If you haven't already, be sure to work on building out your network of support. Use this free printable to identify other sympathetic souls who can support you when you really need it.

Using My Pet Memorial Videos

As you may have already read, I've created pet memorial videos for my cats that contain all of the pictures and movies I've recorded of them over the years. This motion-picture, chronological exploration of their lives serves as stories I can watch any time if I cannot remember a certain look or how a favourite trick was performed. I used Tia's video as my screensaver for months after she died. It would turn on every time I'd be away from my computer and so I'd suddenly hear her meow or see her move through a room out of the corner of my eye, and it was almost like she was with me. I'd sit and watch it for many minutes each day. I plan to do the same once Spartacus goes for both of them, but may take it up a notch by having two computers set up in the house so that several rooms are animated by their recorded presences.

For some, I realize, even the smallest reminder of a lost pet - a chewed toy, the smell of wet dog, or a crumb of food - will send them into a grief spiral. Of course, if this is you, perhaps having a video of your sweet pet playing in the background will not be a good choice for you. Speak with your mental health professional if you're not sure what's the best choice for you.

Install a Water Fountain

I'm not sure if this will work, but it's something I think I'd like to experiment with. My thought is that if I can see something moving and alive in a particular space, it won't feel quite so dead and silent. Water takes on a life of it's own as it flows and so may prove as a welcome distraction to my loneliness. The sounds of trickling water are also quite soothing.
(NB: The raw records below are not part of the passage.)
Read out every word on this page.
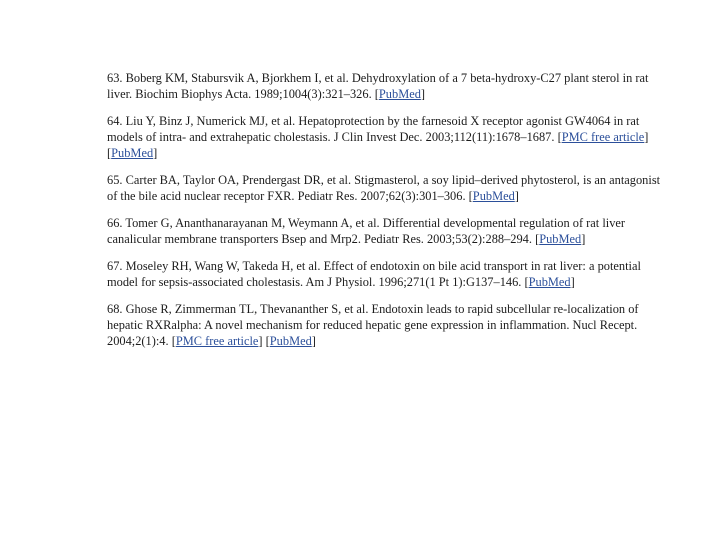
63. Boberg KM, Stabursvik A, Bjorkhem I, et al. Dehydroxylation of a 7 beta-hydroxy-C27 plant sterol in rat liver. Biochim Biophys Acta. 1989;1004(3):321–326. [PubMed]

64. Liu Y, Binz J, Numerick MJ, et al. Hepatoprotection by the farnesoid X receptor agonist GW4064 in rat models of intra- and extrahepatic cholestasis. J Clin Invest Dec. 2003;112(11):1678–1687. [PMC free article] [PubMed]

65. Carter BA, Taylor OA, Prendergast DR, et al. Stigmasterol, a soy lipid–derived phytosterol, is an antagonist of the bile acid nuclear receptor FXR. Pediatr Res. 2007;62(3):301–306. [PubMed]

66. Tomer G, Ananthanarayanan M, Weymann A, et al. Differential developmental regulation of rat liver canalicular membrane transporters Bsep and Mrp2. Pediatr Res. 2003;53(2):288–294. [PubMed]

67. Moseley RH, Wang W, Takeda H, et al. Effect of endotoxin on bile acid transport in rat liver: a potential model for sepsis-associated cholestasis. Am J Physiol. 1996;271(1 Pt 1):G137–146. [PubMed]

68. Ghose R, Zimmerman TL, Thevananther S, et al. Endotoxin leads to rapid subcellular re-localization of hepatic RXRalpha: A novel mechanism for reduced hepatic gene expression in inflammation. Nucl Recept. 2004;2(1):4. [PMC free article] [PubMed]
So why not give a water fountain a try yourself? This tiered waterdrop is the one I'm trying. 

Work Outside My Home

As a freelance writer, I have worked exclusively from home for over 10 years. This has been a HUGE luxury, and one for which I am thankful virtually every single day. However, I fear that being alone all day with no one to talk to may be my undoing, at least in the first weeks and months. I think therefore I will plan to work from coffee shops, co-work spaces, or friend's house for all or most of my days as a way of ensuring I'm not too isolated and alone. Caveat: I like to grieve in private and so I'm not sure how I will balance the need to weep openly with working in public spaces. This, too, will be an experiment.

Babysit The Cats of Others

I have many friends and neighbours with cats and so perhaps I will ask if their cats and come over to visit me during the days so that I don't feel quite as alone as I might otherwise. Having them in my home will afford me the animation I want without the commitment and emotional drainage of taking on the responsibility of caring for another feline at this stage of my life.

Seek Advice of a Counselor 

These ideas of mine for coping with the realities of a silent house after Spartacus passes away are a start, but I feel like they will not be enough for me to avoid despair and depression. My hope is that I can seek out the guidance of a trusted therapist who can be a shoulder for me to cry on while also providing me with practical tools for working through this change in my life and the various stages of the grief. I know there will be many and having an expert walk beside me through the journey will no doubt be a wise move. I know others who have found solice in in-person or online pet loss support groups. Whatever your choice, having a network of grief support is supremely important - at least it has been for me.


This is a journey I do not look forward to, but one I hope to thrive through. I am open to suggestions of all kinds from others who have gone through something like this before. Please share your insights and the activities that helped you avoid sheer panic and anxiety of living in a house truly alone.